Supervivencia

—Mamá, me duele —se quejó.

El niño se sentó en el suelo del ascensor. La madre se acercó, le miró el antebrazo desgarrado y comprobó que el torniquete estaba apretado.

—Sé que duele, pero tú eres fuerte, mi amor —sacó un pañuelo y limpió los restos de lágrimas del rostro de su hijo—. Pronto saldremos de aquí.

—¡No quiero salir! —gritó. Su madre se llevó un dedo a los labios y él bajó el tono de voz—. Están fuera. No quiero que me coman.

—Se irán, ya lo verás —le acarició el pelo—. Entonces saldremos e iremos a buscar a papá. —El crio asintió—. Papi se encargará de castigarlos a todos, cariño.

Volvió la cabeza. No quería que su hijo viese que se le humedecían los ojos. Su marido no había conseguido llegar al ascensor. Antes de bloquear la puerta vio cómo se abalanzaban sobre él.

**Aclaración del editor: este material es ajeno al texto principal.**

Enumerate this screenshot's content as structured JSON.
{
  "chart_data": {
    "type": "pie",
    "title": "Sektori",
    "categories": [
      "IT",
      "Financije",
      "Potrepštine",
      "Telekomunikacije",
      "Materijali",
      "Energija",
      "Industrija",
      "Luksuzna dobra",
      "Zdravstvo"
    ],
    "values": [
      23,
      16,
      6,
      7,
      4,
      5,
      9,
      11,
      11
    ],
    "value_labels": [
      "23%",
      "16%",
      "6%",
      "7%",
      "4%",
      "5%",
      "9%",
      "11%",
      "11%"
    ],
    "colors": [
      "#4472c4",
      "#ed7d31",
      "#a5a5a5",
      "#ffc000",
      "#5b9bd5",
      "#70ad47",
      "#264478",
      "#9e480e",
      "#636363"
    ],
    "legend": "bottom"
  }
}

—Tengo frío, mami —dijo con voz débil.

—Mi niño —se acurrucó junto a él y rompió a llorar.

Sabía lo que estaba pasando. Lo había visto decenas de veces durante los últimos días.

—Mamá, tengo... tengo mucha sed. —La voz del niño era rasposa.

—Tranquilo, ¿vale? —le miró los ojos. Estaban en blanco—. Mamá está aquí.

Se incorporó y abrió la mochila que su marido había preparado antes de abandonar su casa. Metió la mano para coger la botella de agua. Sin embargo, cuando la sacó, empuñaba un cuchillo de supervivencia.
Era el mismo cuchillo con el que su marido le enseñó a matar zombis.